Pedro Turra: adolescente agredido por piloto morre após 16 dias internado no DF

A morte do adolescente de 16 anos, agredido em Vicente Pires, no Distrito Federal, trouxe um sentimento de indignação e tristeza que ultrapassou os limites da região onde tudo aconteceu. Após passar 16 dias internado em estado gravíssimo em um hospital particular de Águas Claras, o jovem não resistiu e faleceu na manhã deste sábado. A confirmação foi feita pelo advogado da família, Albert Halex, e divulgada inicialmente pelo g1.
O caso envolve o piloto Pedro Arthur Turra Basso, de 19 anos, apontado como autor das agressões. Ele permanece preso preventivamente desde o dia 2 de fevereiro, no Centro de Detenção Provisória do Complexo Penitenciário da Papuda. Na sexta-feira (6), o Superior Tribunal de Justiça negou um pedido de habeas corpus apresentado pela defesa, mantendo a prisão. A decisão reforçou o entendimento de que, neste momento, a custódia é necessária para o andamento das investigações.
A agressão ocorreu após uma discussão na porta de um condomínio em Vicente Pires. Durante o confronto, o adolescente sofreu um traumatismo craniano grave ao bater a cabeça contra um carro, o que levou à internação imediata. Desde então, a família viveu dias de expectativa, acompanhando boletins médicos e torcendo por uma recuperação que, infelizmente, não veio.
Com o avanço das investigações, a Polícia Civil passou a descartar a versão inicial de que a briga teria começado por um motivo banal. De acordo com o delegado Pablo Aguiar, responsável pelo inquérito, os elementos reunidos indicam que o episódio pode ter sido resultado de um acerto de contas motivado por ciúmes, envolvendo a ex-namorada de um amigo de Pedro Turra. Mensagens, áudios e depoimentos colhidos pela polícia reforçam a tese de que a situação não foi espontânea.
A defesa da família do adolescente sustenta que a agressão teria sido premeditada. Segundo o advogado Albert Halex, há indícios de que os envolvidos chegaram juntos a uma festa e que a vítima foi chamada para fora pouco antes do ocorrido.

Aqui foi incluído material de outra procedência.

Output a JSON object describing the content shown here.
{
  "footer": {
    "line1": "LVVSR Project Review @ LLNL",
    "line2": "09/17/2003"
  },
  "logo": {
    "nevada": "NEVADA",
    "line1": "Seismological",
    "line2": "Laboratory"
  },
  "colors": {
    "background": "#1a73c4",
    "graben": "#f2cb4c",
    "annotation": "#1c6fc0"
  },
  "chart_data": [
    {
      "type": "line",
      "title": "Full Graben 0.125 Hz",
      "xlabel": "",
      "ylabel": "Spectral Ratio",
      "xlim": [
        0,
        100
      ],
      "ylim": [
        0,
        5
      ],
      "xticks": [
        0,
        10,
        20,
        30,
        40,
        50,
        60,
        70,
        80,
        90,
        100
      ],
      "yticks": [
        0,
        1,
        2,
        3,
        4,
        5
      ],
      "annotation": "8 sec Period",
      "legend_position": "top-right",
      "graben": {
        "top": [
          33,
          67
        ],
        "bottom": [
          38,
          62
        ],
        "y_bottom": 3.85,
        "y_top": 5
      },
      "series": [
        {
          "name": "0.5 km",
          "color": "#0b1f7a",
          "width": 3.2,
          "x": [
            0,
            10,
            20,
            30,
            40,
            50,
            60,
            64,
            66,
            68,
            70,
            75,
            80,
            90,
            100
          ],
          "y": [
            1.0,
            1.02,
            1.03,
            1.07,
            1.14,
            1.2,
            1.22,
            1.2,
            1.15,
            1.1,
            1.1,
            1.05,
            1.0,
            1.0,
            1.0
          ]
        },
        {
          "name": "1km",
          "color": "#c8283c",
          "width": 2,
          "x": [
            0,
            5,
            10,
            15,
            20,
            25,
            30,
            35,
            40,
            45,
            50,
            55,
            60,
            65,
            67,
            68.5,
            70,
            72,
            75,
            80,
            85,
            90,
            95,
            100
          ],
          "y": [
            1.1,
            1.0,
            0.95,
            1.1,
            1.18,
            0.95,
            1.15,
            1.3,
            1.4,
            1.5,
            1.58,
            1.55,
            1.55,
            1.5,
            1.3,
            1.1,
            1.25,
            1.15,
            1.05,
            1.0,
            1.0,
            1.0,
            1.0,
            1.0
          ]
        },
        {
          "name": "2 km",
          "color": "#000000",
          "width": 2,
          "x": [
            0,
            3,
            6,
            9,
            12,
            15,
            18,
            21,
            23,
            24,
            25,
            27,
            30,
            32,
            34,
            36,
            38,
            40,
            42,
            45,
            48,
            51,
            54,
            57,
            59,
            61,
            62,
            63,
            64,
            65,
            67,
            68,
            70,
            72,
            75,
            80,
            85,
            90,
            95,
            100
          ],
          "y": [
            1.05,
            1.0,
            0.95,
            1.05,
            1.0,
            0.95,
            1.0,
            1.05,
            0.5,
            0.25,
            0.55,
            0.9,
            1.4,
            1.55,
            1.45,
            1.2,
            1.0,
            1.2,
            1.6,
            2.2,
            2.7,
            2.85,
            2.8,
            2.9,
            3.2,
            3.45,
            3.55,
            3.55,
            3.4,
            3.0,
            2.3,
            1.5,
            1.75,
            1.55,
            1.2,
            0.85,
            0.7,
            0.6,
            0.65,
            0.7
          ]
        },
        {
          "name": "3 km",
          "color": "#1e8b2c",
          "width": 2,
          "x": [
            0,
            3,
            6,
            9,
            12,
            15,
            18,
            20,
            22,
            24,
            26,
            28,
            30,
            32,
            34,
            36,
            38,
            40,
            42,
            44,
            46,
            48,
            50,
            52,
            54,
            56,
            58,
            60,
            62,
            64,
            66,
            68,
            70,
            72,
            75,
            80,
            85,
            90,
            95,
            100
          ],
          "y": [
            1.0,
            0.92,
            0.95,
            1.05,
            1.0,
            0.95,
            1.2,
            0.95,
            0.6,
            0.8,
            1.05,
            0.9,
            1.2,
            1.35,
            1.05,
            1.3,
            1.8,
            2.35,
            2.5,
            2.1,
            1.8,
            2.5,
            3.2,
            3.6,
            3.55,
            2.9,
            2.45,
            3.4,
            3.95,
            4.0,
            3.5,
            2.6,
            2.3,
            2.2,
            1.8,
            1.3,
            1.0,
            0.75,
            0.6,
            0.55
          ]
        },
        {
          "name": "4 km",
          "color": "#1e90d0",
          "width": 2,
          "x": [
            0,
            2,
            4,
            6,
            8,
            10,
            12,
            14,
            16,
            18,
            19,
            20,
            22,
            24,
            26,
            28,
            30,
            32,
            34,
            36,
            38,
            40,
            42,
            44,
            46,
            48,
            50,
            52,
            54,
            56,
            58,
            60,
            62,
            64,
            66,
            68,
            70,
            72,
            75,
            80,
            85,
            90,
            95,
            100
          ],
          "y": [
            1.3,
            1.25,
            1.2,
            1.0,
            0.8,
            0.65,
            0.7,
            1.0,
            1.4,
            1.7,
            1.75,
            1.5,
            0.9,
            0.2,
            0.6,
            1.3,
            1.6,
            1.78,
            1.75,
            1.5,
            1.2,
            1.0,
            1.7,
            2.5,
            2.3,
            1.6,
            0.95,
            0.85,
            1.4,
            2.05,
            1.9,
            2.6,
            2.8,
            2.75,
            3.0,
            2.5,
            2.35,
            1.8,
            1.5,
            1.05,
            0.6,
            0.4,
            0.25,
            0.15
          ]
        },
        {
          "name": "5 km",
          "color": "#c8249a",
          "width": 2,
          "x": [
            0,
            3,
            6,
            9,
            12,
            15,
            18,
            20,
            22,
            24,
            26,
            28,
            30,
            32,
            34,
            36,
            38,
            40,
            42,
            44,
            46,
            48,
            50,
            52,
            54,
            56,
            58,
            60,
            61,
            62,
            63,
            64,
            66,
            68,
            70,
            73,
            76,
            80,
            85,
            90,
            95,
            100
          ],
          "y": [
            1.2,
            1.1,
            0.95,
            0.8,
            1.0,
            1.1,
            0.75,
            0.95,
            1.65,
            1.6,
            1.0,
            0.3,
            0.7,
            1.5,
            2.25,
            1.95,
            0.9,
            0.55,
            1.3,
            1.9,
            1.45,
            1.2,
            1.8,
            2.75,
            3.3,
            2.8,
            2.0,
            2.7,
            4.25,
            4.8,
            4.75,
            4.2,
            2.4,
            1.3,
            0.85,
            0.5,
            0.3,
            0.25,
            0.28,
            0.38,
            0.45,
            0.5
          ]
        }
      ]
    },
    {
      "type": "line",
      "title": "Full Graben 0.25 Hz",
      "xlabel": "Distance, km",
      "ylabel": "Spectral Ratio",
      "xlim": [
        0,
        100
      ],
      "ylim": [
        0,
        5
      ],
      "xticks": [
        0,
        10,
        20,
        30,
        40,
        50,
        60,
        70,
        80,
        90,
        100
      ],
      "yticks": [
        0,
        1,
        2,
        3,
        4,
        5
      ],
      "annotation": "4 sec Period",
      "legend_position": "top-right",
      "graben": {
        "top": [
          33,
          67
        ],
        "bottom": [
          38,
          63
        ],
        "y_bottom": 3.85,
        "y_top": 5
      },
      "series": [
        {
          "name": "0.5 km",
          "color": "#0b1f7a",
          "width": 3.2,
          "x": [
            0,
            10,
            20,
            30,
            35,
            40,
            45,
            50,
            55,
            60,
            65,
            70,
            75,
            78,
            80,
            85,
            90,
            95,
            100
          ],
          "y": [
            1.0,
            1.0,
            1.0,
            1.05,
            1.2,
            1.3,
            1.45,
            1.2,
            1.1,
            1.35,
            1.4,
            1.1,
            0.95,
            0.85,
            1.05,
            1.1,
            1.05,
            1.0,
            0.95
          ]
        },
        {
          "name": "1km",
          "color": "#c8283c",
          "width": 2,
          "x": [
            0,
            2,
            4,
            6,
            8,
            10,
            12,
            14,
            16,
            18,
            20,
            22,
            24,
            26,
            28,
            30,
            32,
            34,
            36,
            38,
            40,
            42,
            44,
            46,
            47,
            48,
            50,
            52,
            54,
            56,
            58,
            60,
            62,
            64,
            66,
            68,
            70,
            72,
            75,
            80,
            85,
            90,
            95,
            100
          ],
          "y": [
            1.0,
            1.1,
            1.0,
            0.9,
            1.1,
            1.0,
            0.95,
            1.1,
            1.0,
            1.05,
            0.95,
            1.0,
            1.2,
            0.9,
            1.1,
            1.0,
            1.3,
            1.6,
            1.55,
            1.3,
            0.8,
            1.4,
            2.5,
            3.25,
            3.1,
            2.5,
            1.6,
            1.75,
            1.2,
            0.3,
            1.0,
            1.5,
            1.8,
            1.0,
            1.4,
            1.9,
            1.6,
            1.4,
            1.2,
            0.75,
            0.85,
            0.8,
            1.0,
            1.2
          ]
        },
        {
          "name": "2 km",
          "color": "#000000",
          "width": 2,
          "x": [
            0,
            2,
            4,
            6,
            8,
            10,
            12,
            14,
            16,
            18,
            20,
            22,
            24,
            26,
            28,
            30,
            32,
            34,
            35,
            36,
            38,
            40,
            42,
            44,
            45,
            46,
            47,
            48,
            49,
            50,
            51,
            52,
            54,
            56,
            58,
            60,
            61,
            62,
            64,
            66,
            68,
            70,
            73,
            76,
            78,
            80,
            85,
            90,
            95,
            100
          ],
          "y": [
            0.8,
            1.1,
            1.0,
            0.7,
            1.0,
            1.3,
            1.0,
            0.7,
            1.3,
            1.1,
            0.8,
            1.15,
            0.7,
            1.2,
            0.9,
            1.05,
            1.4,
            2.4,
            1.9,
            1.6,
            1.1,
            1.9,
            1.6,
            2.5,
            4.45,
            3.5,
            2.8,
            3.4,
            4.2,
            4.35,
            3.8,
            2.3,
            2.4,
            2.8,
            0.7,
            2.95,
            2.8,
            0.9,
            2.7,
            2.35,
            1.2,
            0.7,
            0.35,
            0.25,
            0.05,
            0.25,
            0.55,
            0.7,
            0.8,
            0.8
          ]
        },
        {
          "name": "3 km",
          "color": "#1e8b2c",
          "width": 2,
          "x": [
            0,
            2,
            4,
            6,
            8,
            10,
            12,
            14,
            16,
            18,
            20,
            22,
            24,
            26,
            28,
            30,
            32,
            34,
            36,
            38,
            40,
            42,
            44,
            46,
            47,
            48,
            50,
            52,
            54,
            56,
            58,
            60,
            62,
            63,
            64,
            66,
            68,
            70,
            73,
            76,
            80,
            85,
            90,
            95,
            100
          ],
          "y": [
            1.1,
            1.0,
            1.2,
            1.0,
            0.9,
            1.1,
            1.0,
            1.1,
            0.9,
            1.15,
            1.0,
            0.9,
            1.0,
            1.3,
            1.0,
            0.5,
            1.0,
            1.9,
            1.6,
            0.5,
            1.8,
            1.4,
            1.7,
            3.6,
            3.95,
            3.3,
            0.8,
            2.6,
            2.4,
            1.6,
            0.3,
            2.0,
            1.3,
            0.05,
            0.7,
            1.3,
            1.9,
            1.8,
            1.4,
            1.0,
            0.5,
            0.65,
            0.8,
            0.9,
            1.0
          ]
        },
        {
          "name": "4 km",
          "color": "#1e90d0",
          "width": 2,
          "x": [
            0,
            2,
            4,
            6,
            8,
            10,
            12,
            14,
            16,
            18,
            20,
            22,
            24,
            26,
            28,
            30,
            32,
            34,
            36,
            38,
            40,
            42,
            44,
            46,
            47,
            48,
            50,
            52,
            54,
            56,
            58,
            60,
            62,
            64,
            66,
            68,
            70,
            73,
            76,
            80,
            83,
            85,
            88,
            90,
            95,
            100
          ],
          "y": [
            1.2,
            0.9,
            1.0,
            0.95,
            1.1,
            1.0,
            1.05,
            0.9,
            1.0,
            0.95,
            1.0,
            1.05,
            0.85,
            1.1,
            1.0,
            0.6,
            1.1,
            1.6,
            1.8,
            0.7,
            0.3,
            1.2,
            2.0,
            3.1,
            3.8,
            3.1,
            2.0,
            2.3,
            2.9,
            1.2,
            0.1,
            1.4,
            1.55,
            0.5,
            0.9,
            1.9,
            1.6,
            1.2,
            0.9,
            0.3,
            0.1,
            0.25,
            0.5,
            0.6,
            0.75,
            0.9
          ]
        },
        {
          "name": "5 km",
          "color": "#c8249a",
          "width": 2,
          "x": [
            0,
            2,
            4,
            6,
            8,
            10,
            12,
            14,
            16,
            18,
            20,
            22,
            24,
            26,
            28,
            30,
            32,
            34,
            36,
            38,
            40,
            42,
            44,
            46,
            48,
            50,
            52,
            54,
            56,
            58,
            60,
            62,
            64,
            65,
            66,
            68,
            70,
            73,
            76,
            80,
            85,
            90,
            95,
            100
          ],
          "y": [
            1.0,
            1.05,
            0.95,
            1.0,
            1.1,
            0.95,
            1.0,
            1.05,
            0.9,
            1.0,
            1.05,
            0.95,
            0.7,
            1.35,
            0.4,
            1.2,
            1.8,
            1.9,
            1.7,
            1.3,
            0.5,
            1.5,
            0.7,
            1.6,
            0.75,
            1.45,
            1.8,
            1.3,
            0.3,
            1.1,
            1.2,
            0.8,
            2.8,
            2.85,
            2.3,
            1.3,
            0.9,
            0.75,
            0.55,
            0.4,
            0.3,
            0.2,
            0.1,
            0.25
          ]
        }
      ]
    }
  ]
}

Um áudio apreendido pela polícia, ainda conforme a defesa, sugere a intenção de cumprir um combinado, o que reforça a hipótese de uma emboscada. A defesa de Pedro Arthur, até o momento, não se manifestou sobre essas alegações específicas.
O caso também ganhou destaque após declarações do advogado de Pedro, Eder Fior, que afirmou inicialmente que o cliente estaria preso por ser “branco e de classe média”. A fala gerou forte repercussão e críticas nas redes sociais. Posteriormente, o advogado pediu desculpas, dizendo que sua declaração foi mal interpretada e que a intenção era discutir a seletividade do sistema penal e da cobertura pública, e não minimizar a gravidade do ocorrido.
Outro ponto que chamou atenção foi a postura do delegado Pablo Aguiar em entrevistas coletivas. O advogado de Pedro criticou a atuação do investigador, inclusive por demonstrar emoção ao falar do caso. Aguiar, por sua vez, defendeu a prisão preventiva, alegando que o comportamento do investigado e a gravidade dos fatos justificam a medida.
Com a repercussão nacional, outras denúncias envolvendo Pedro Arthur vieram à tona. A Polícia Civil apura quatro ocorrências anteriores, incluindo relatos de agressões e outros episódios registrados após a divulgação do caso. Diante disso, a Fórmula Delta anunciou o desligamento do piloto da temporada 2026, afirmando repúdio a qualquer tipo de violência.
Enquanto o processo segue sob segredo de Justiça, familiares e amigos do adolescente tentam lidar com a perda e cobram respostas. O caso reacende debates sobre violência entre jovens, responsabilidade, e os limites entre conflitos e consequências irreversíveis, deixando uma marca profunda na comunidade do Distrito Federal.